My process of production is a dialectical struggle between skepticism and a desire to make things, moral disdain for materialism and love of material. I respect suffering that takes the form of ascetic self-denial, but I am suspicious of heroics and the resulting fetishization of pain. I have spent time literally working (and teasing) my protestant work ethic through the desire for play to replace work in all areas of my life. I have dressed, undressed, and addressed figureheads (the president of a college, a king, a company logo) and the structures that grant their power, as both emblems and decorations, and as outfits for myself.
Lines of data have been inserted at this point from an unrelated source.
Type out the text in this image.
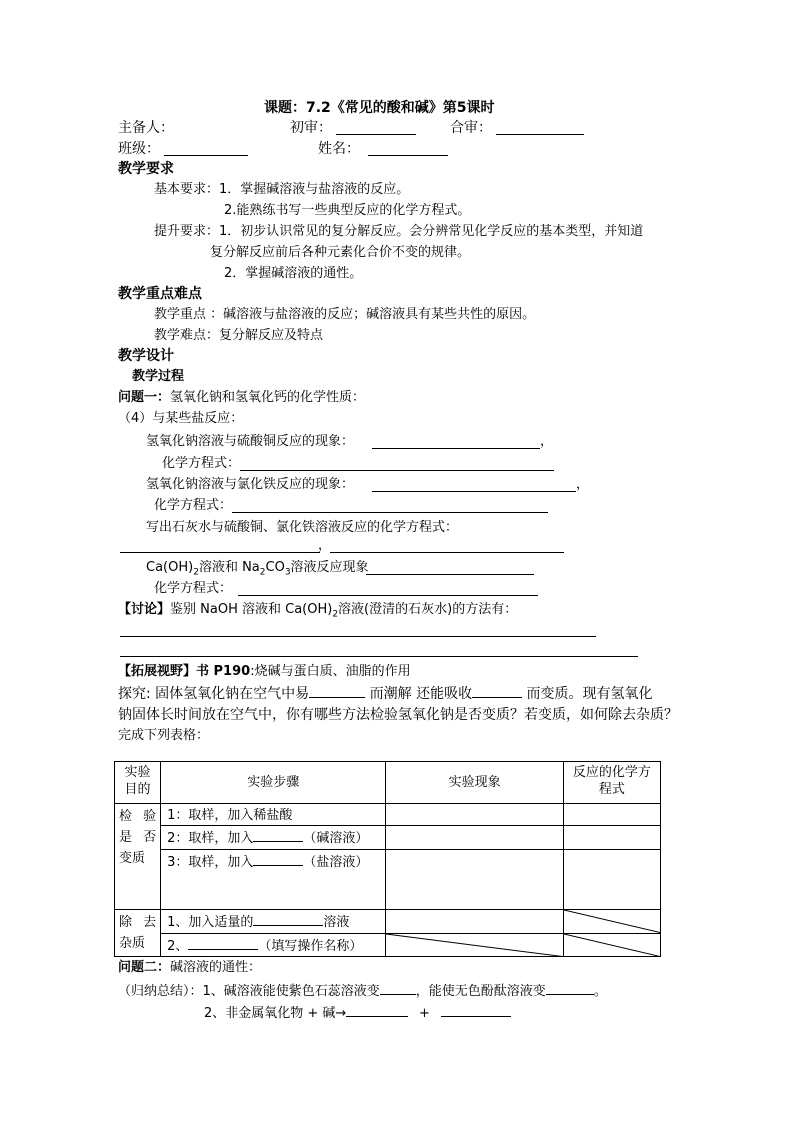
课题：7.2《常见的酸和碱》第5课时
主备人：	初审：	合审：
班级：	姓名：
教学要求
基本要求：1．掌握碱溶液与盐溶液的反应。
2.能熟练书写一些典型反应的化学方程式。
提升要求：1．初步认识常见的复分解反应。会分辨常见化学反应的基本类型，并知道
复分解反应前后各种元素化合价不变的规律。
2．掌握碱溶液的通性。
教学重点难点
教学重点 ：碱溶液与盐溶液的反应；碱溶液具有某些共性的原因。
教学难点：复分解反应及特点
教学设计
教学过程
问题一：氢氧化钠和氢氧化钙的化学性质：
（4）与某些盐反应：
氢氧化钠溶液与硫酸铜反应的现象：	，
化学方程式：
氢氧化钠溶液与氯化铁反应的现象：	，
化学方程式：
写出石灰水与硫酸铜、氯化铁溶液反应的化学方程式：
，
$Ca(OH)_2$溶液和 $Na_2CO_3$溶液反应现象
化学方程式：
【讨论】鉴别 NaOH 溶液和 $Ca(OH)_2$溶液(澄清的石灰水)的方法有：
【拓展视野】书 P190:烧碱与蛋白质、油脂的作用
探究: 固体氢氧化钠在空气中易	而潮解 还能吸收	而变质。现有氢氧化
钠固体长时间放在空气中，你有哪些方法检验氢氧化钠是否变质？若变质，如何除去杂质？
完成下列表格：
实验目的	实验步骤	实验现象	反应的化学方程式
检验是否变质	1：取样，加入稀盐酸		
	2：取样，加入 （碱溶液）		
	3：取样，加入 （盐溶液）		
除去杂质	1、加入适量的 溶液		

	2、 （填写操作名称）	

问题二：碱溶液的通性：
（归纳总结）：1、碱溶液能使紫色石蕊溶液变	，能使无色酚酞溶液变	。
2、非金属氧化物 + 碱→	+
My entry into a committed relationship with the discipline of art (making, thinking, writing, viewing, being with, arranging) was born from my upbringing. While my parents imbued me with the foundational elements of their belief system, these concepts were also being played out all around me in their practice of daily life. I learned to live by demonstration and performance, 'Actions speak louder than words', 'walk the talk', and so on. My artistic practice emerges where this familial inheritance intersects cultural, and art historical structures for interpreting and being in the world. I approach this juncture as an area to act out, to perform myself as I would like to be, as I would like to make the world or, alternatively, as what I do not understand, what I fear becoming, what I see in the world that burns me, in order to know it better.
When I am making what I consider as work, I try to leave my thinking behind the instincts (or reflexes to readings, events, discussions) that motivate my activity. For me, making is an effort to produce from a sensibility beyond my intellectual grasp or verbal articulation.